L’enfant de chœur n’a pas de papa
« Il est vrai que je ne mène pas une vie d’ascète, mais tout ce que j’ai m’a été donné », reconnaît le bon défroqué chez qui les enquêteurs ont trouvé des artefacts de luxe, un stylo Mont-Blanc, des objets de culte payés 36 500 F à un antiquaire « par les offrandes des fidèles ». D’après Me Renoul, le couple Girard n’aurait porté plainte que par dépit : « Ils n’ont pas digéré que le premier rang de la chapelle traditionaliste soit occupée par des filles-mères et que l’enfant de chœur n’ait pas de papa. » Ces chapelles sont vraiment très mal fréquentées. Et c’est sans doute là que s’est noué le drame de la discorde avec l’abbé. Une « rixe de traditionalistes » en quelque sorte.

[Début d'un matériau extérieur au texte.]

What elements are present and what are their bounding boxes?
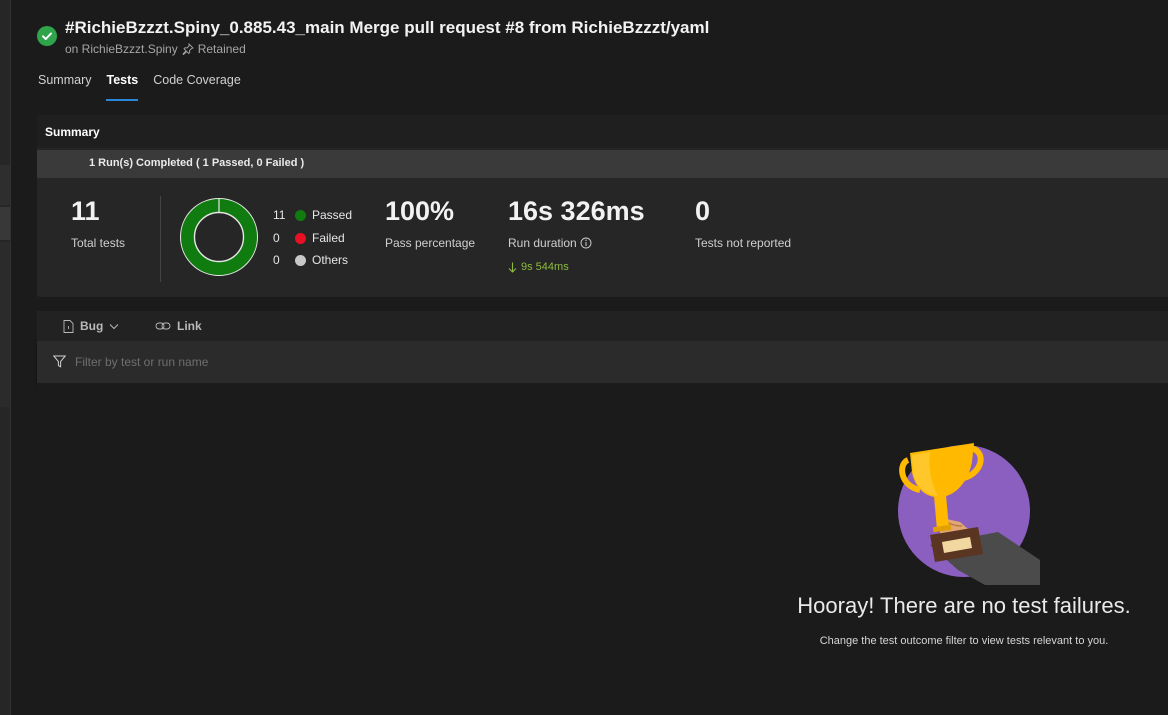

À l’occasion, la justice s’est un peu payé la fiole de l’enquête de PJ alors managée par le tonitruant commissaire Farinelli himself. Le président du tribunal raille l’ampleur du dispositif d’écoutes et d’interrogatoires, cinq auditions pour l’abbé et une garde-à-vue rallongée de 36 heures, « ce qui, espérons le, ne s’est pas fait au détriment d’autres investigations en matière de stupéfiants ou de grand banditisme… Il est vrai aussi qu’il est certainement moins dangereux de faire une filature sur Jimenez que sur certains braqueurs ».

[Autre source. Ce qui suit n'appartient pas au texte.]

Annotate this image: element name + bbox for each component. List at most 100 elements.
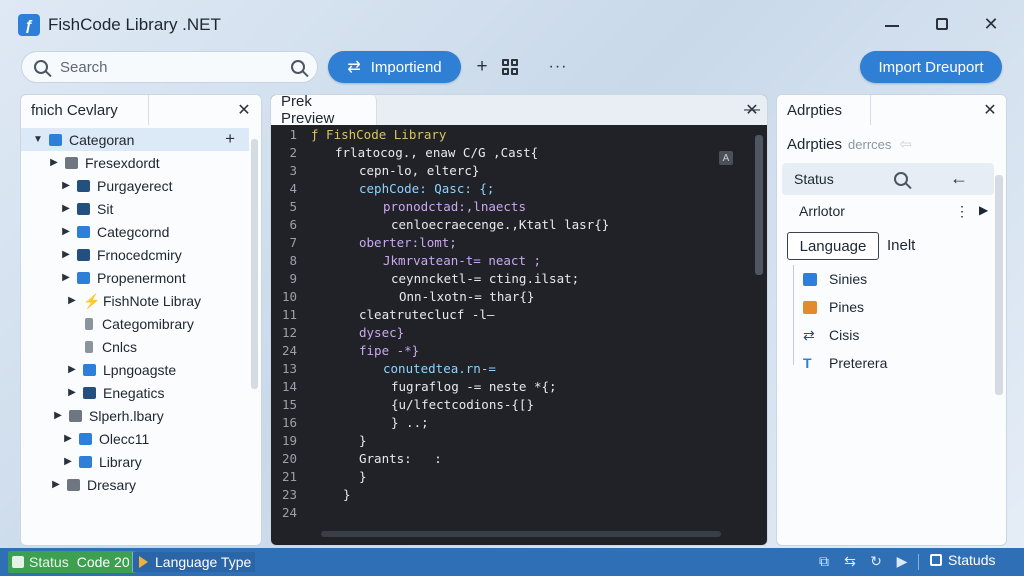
close-icon[interactable]: ✕ [743, 101, 761, 119]
importend-button[interactable]: ⇄ Importiend [328, 51, 461, 83]
divider [918, 554, 919, 570]
tree-item[interactable]: ▶ Categcornd [21, 220, 249, 243]
grid-icon[interactable] [499, 56, 521, 78]
tab-preview[interactable]: Prek Preview [271, 95, 377, 127]
chevron-right-icon[interactable]: ▶ [49, 157, 59, 168]
tree-item[interactable]: ▶ Sit [21, 197, 249, 220]
chevron-right-icon[interactable]: ▶ [61, 226, 71, 237]
architecture-label: Arrlotor [799, 203, 845, 219]
more-options-icon[interactable]: ··· [547, 56, 569, 78]
tree-item[interactable]: ▶ Dresary [21, 473, 249, 496]
search-icon [34, 60, 48, 74]
code-line: 15 {u/lfectcodions-{[} [271, 395, 755, 413]
tree-item[interactable]: ▶ Fresexdordt [21, 151, 249, 174]
tree-item-label: FishNote Libray [103, 292, 202, 309]
property-label: Pines [829, 299, 865, 315]
add-icon[interactable]: + [225, 129, 235, 149]
architecture-row[interactable]: Arrlotor ⋮ ▶ [799, 203, 989, 219]
chevron-right-icon[interactable]: ▶ [61, 180, 71, 191]
chevron-right-icon[interactable]: ▶ [61, 249, 71, 260]
property-item[interactable]: ⇄ Cisis [803, 321, 887, 349]
code-line: 23} [271, 485, 755, 503]
title-bar: ƒ FishCode Library .NET ✕ [0, 0, 1024, 48]
chevron-right-icon[interactable]: ▶ [67, 364, 77, 375]
horizontal-scrollbar[interactable] [321, 531, 721, 537]
line-number: 16 [281, 414, 297, 430]
folder-icon [67, 478, 80, 491]
import-drexport-button[interactable]: Import Dreuport [860, 51, 1002, 83]
refresh-icon[interactable]: ↻ [868, 553, 884, 569]
tree-item[interactable]: ▶ Purgayerect [21, 174, 249, 197]
language-type-selector[interactable]: Language Type [132, 552, 256, 572]
chevron-right-icon[interactable]: ▶ [67, 387, 77, 398]
chevron-right-icon[interactable]: ▶ [61, 272, 71, 283]
tree-item[interactable]: ▶ Olecc11 [21, 427, 249, 450]
tree-item[interactable]: ▶ ⚡ FishNote Libray [21, 289, 249, 312]
chevron-right-icon[interactable]: ▶ [51, 479, 61, 490]
tree-item[interactable]: ▶ Library [21, 450, 249, 473]
property-item[interactable]: Sinies [803, 265, 887, 293]
line-number: 8 [289, 252, 297, 268]
code-text: oberter:lomt; [359, 234, 457, 250]
close-icon[interactable]: ✕ [235, 101, 253, 119]
search-box[interactable] [21, 51, 318, 83]
statuds-item[interactable]: Statuds [930, 552, 995, 568]
tab-library[interactable]: fnich Cevlary [21, 95, 149, 125]
chevron-down-icon[interactable]: ▼ [33, 134, 43, 145]
swap-icon[interactable]: ⇆ [842, 553, 858, 569]
kebab-menu-icon[interactable]: ⋮ [955, 203, 969, 220]
tree-item[interactable]: ▼ Categoran + [21, 128, 249, 151]
tree-item[interactable]: Categomibrary [21, 312, 249, 335]
code-text: dysec} [359, 324, 405, 340]
scrollbar[interactable] [755, 135, 763, 275]
status-bar: Status Code 20 Language Type ⧉ ⇆ ↻ ▶ Statud… [0, 548, 1024, 576]
line-number: 23 [281, 486, 297, 502]
chevron-right-icon[interactable]: ▶ [53, 410, 63, 421]
maximize-button[interactable] [930, 12, 954, 36]
code-line: 12 dysec} [271, 323, 755, 341]
code-editor[interactable]: 1 ƒ FishCode Library 2 frlatocog., enaw C/G… [271, 125, 755, 525]
minimize-button[interactable] [880, 12, 904, 36]
line-number: 7 [289, 234, 297, 250]
property-item[interactable]: Pines [803, 293, 887, 321]
back-icon[interactable]: ← [950, 168, 968, 189]
scrollbar[interactable] [995, 175, 1003, 395]
search-submit-icon[interactable] [291, 60, 305, 74]
tree-item[interactable]: ▶ Propenermont [21, 266, 249, 289]
status-filter-row[interactable]: Status ← [782, 163, 994, 195]
search-icon[interactable] [894, 172, 908, 186]
status-square-icon [12, 556, 24, 568]
close-icon[interactable]: ✕ [981, 101, 999, 119]
code-text: } ..; [391, 414, 429, 430]
window-title: FishCode Library .NET [48, 15, 221, 34]
scrollbar[interactable] [251, 139, 258, 389]
editor-glyph-icon[interactable]: A [719, 151, 733, 165]
add-icon[interactable]: + [471, 56, 493, 78]
code-line: 16 } ..; [271, 413, 755, 431]
chevron-right-icon[interactable]: ▶ [61, 203, 71, 214]
tree-item-label: Fresexdordt [85, 154, 160, 171]
tree-item[interactable]: ▶ Enegatics [21, 381, 249, 404]
tree-guide-line [793, 265, 794, 365]
tree-item[interactable]: ▶ Slperh.lbary [21, 404, 249, 427]
line-number: 13 [281, 360, 297, 376]
copy-icon[interactable]: ⧉ [816, 553, 832, 569]
back-arrow-icon[interactable]: ⇦ [899, 136, 912, 153]
chevron-right-icon[interactable]: ▶ [67, 295, 77, 306]
status-indicator[interactable]: Status Code 20 [8, 551, 136, 573]
language-button[interactable]: Language [787, 232, 879, 260]
close-window-button[interactable]: ✕ [979, 12, 1003, 36]
code-text: Grants: : [359, 450, 442, 466]
tree-item[interactable]: Cnlcs [21, 335, 249, 358]
tab-properties[interactable]: Adrpties [777, 95, 871, 125]
search-input[interactable] [60, 58, 280, 76]
tree-item[interactable]: ▶ Lpngoagste [21, 358, 249, 381]
play-icon[interactable]: ▶ [894, 553, 910, 569]
property-item[interactable]: T Preterera [803, 349, 887, 377]
chevron-right-icon[interactable]: ▶ [63, 433, 73, 444]
tree-item[interactable]: ▶ Frnocedcmiry [21, 243, 249, 266]
code-text: pronodctad:,lnaects [383, 198, 526, 214]
play-arrow-icon [139, 556, 148, 568]
chevron-right-icon[interactable]: ▶ [63, 456, 73, 467]
chevron-right-icon[interactable]: ▶ [979, 203, 988, 217]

Après une réquisition d’une peine de huit mois de prison avec sursis et 2 000 euros d’amende, l’abbé a été relaxé. Pourtant, dit un avocat, il n’était plus prêtre officiel, et ne respectait pas le dogme de Rome, il a donc abusé de fausse qualité pour soutirer de l’argent. Les victimes ont fait appel, puis se sont rétractées sous les pressions de leur entourage bigot. Dieu y reconnaîtra les sous.
Jocelyn Frusquin
Un Moulinsart facho
Son préchi précha, l’abbé intégriste Jimenez le dispense à l’abri des regards mécréants et des chrétiens de gauche, dans le Château du Plessis de Vair, à Anetz, près d’Ancenis. Un genre de Moulinsart facho. C’est le modeste pied-à-terre de Pierre Gauthier, candidat MNR aux sénatoriales en septembre dernier et aux dernières législatives dans la 7e circonscription de La Baule-Guérande, où il vient de faire 0,53%, franchissant de justesse la barre du demi pour cent. Imprimeur retraité à Treillières ; Pierre Gauthier est propriétaire du Léchalas, le petit bateau à moteur monument historique. C’est grâce à une association 1901, « Restauration et animation du Château du Vair » qu’il loue ses salles pour les mariages, 610 euros la soirée, sauf quand il faut ranger la mariée pour que les nostalgiques du nazisme viennent s’y congratuler. Le château, sa terrasse, ses salons, 550 personnes assises, sa piscine et son parc de 6 hectares servent à toutes les fêtes champêtres d’automne de l’extrême-droite locale. Le Pen y est venu en 1998, puis le MNR, Mégret en 1999, Jean-Yves Le Gallou en 2000, Franck Timmermans en 2001. Du champêtre bien gardé, ambiance octobre très brun. Que le parc soit fréquenté par du clergé marron relève d’une certaine harmonie ton sur ton.